A central limitation of the present study is that CM experience and maternal and child mental health are based on maternal self-report. Maternal rating of the child mental health might have been affected by CM experience and mental health with maternal depression resulting in overreporting of child mental health problems [35]. The time of the CM assessment might further be considered critical as a decline in recall accuracy was proposed suggesting that an earlier assessment might result in less memory bias [36]. However, underreports tend to be more frequent than overreports, i.e., those who were subject to abuse often provided false negative reports [37], which may result in to lower observed than true effects. A lack of distance to the experiences at a very young age might also be an issue [36].
Besides, as recruitment took place only at one site and in a relatively affluent city in the South of Germany, and selection bias due to stronger loss to follow-up of non-German families or families with a lower socioeconomic status cannot be excluded, our sample cannot be considered as representative for the German population.

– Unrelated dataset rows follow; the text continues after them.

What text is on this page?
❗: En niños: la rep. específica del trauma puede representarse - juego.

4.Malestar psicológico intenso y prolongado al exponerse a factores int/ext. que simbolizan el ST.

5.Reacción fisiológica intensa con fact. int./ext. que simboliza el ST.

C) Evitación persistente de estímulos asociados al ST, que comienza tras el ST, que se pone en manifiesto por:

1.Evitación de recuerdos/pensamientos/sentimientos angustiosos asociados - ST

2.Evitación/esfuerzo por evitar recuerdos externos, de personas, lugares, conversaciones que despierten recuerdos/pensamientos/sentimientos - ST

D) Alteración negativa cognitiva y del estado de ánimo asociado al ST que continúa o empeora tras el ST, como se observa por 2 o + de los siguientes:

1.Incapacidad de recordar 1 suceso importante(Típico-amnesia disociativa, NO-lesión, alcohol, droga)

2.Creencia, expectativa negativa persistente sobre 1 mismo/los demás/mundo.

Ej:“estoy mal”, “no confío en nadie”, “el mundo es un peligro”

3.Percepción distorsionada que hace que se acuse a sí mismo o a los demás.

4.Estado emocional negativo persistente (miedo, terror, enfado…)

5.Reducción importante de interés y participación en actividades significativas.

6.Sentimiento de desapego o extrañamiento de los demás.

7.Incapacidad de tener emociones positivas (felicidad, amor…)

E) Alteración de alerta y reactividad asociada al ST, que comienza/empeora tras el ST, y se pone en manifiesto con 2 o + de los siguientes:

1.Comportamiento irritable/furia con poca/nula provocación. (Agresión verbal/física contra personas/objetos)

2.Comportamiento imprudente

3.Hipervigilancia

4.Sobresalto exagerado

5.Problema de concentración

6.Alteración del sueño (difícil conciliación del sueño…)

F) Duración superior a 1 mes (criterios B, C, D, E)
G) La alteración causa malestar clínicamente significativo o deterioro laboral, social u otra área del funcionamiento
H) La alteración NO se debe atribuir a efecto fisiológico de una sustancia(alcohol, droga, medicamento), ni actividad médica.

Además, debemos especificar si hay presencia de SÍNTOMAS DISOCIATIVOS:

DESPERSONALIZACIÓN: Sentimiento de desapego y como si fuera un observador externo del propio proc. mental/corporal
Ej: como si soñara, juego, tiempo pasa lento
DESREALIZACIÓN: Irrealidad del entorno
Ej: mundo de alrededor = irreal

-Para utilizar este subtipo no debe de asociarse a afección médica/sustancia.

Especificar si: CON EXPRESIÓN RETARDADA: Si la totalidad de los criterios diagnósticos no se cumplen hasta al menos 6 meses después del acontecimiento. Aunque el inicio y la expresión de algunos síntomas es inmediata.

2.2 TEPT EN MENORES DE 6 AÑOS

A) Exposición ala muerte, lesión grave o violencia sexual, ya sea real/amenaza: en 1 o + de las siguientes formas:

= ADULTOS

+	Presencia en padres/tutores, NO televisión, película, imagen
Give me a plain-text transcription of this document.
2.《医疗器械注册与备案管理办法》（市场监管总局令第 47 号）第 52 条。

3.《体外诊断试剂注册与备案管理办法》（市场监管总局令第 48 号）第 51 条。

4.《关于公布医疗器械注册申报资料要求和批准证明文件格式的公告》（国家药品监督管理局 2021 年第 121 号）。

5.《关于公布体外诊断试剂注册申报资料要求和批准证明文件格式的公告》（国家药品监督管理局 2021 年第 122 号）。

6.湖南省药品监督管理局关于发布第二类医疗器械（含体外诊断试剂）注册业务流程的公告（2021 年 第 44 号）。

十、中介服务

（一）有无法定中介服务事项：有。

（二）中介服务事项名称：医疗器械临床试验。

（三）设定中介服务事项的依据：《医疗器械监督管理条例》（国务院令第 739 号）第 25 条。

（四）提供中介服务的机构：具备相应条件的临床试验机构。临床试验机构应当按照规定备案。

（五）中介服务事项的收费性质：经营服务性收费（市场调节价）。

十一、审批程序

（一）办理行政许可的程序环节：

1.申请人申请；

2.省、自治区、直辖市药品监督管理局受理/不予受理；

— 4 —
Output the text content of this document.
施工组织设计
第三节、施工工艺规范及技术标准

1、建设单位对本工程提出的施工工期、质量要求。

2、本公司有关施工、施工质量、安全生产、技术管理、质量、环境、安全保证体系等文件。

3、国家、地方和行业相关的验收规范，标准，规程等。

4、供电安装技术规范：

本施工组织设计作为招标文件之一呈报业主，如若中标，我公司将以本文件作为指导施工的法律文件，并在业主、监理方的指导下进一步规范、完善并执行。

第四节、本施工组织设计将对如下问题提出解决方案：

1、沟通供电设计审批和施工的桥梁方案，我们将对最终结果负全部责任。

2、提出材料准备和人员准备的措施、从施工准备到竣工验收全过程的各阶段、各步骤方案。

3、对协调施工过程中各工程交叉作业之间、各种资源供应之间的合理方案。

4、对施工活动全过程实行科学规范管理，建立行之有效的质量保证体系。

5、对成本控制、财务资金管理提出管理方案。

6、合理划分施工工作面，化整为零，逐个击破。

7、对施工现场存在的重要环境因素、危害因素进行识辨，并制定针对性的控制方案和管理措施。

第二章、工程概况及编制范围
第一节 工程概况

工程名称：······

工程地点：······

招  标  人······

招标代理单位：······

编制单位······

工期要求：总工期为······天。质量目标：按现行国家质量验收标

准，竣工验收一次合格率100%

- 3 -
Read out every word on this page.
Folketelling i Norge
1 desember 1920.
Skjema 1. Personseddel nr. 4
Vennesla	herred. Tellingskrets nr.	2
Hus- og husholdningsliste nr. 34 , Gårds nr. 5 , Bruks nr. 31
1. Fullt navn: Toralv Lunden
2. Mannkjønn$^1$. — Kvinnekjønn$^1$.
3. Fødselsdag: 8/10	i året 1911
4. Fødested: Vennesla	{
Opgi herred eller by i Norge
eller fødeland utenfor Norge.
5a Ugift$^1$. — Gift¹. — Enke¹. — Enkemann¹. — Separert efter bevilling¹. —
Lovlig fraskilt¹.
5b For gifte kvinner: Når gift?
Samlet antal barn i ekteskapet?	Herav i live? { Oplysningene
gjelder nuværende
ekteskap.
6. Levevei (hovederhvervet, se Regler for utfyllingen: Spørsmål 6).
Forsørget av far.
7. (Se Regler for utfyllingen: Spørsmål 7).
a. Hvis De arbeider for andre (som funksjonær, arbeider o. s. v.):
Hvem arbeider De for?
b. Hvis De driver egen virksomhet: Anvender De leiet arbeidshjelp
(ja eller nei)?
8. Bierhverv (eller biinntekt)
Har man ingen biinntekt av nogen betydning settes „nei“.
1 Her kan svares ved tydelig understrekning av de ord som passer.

However, behavioural and emotional difficulties in our sample were comparable but slightly lower compared to those in the German Health Interview and Examination Survey for Children and Adolescents (KiGGS), a nationally representative survey including 14,835 children aged 3–17 years [23]. Rates of emotional abuse were slightly higher in our sample compared to a sample of the general population in Germany, while all other forms were lower, with significantly lower rates for physical neglect in our sample [26].
Overall, despite these limitations, the presented data provide an important first insight into the relevance of maternal CM on the trajectories of mental health in the offspring and highlight the importance of chronicity and severity of minor symptoms of maternal depression and anxiety in this interplay. Based on a somatically and psychologically well characterized prospective cohort, our study underlines the high complexity of the development of mental health problems in childhood and the necessity for comprehensive approaches to better understand the relationship between maternal CM, maternal mental health and child mental health. Furthermore, our results reveal a greater vulnerability of male gender in this interplay.
In sum, our results indicate that the association between maternal CM and child behavioural and emotional difficulties increases with older child age. Thus, further research with longer follow-ups up into adolescence and adulthood is needed. The here shown cumulative effect of symptoms of depression and anxiety on child mental health underlines the relevance of effective treatment for mentally ill parents.